I have a child who is in a religious phase (at least I think it is a phase — ask me about this in a few years!). After an hour of discussion, she cried, “But I want to be told what to do!”

What a tightrope we walk in this life, between doing what we want to do, and what needs to be done and what we’re asked to do (because no one wants to be told what to do) — while wanting to be told what the heck we should be doing here in the first place! Each of us has so many counterweights to balance as we travel along our own private highwire.






Scoop Nisker used to say on KFOG, “If you don’t like the news, go make some of your own.” More and more, I feel that way about the rules. Instead of presuming that breaking rules makes life worth living, and that somehow we are all entitled to have this slightly inflated portion of what is officially granted to us, I want instead to try to change the things I detest. As I like to say, "It's your world; I'm just redesigning it."

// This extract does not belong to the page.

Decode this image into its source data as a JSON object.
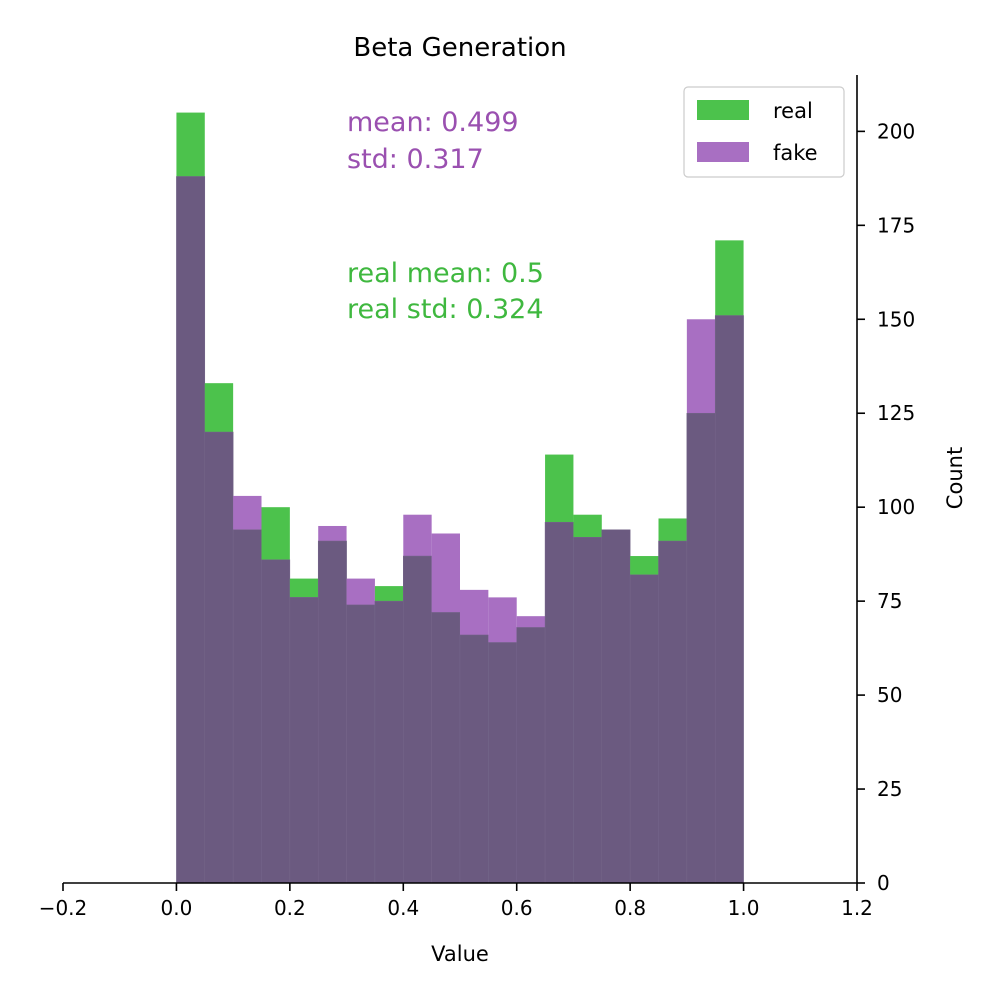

Of course, as someone who grew up around radical activists, I am well aware that there are a lot of great reasons to break rules that don't make sense. I believe in a healthy mix between following and questioning authority. A lot of authorities have a lot to answer for these days, and I am glad to see more and more people speaking truth to power and demanding change. There's no reason the game should be rigged in favor of white people or men or rich people or Christians or any single group. I just don't feel as entitled as my father seemed to -- whether it was by our smarts or our privilege or our willingness to break rules to get ahead. But we're all in this jam together, and it seems to me a few rules will be more of a help than a hindrance as we try to make our way down the line.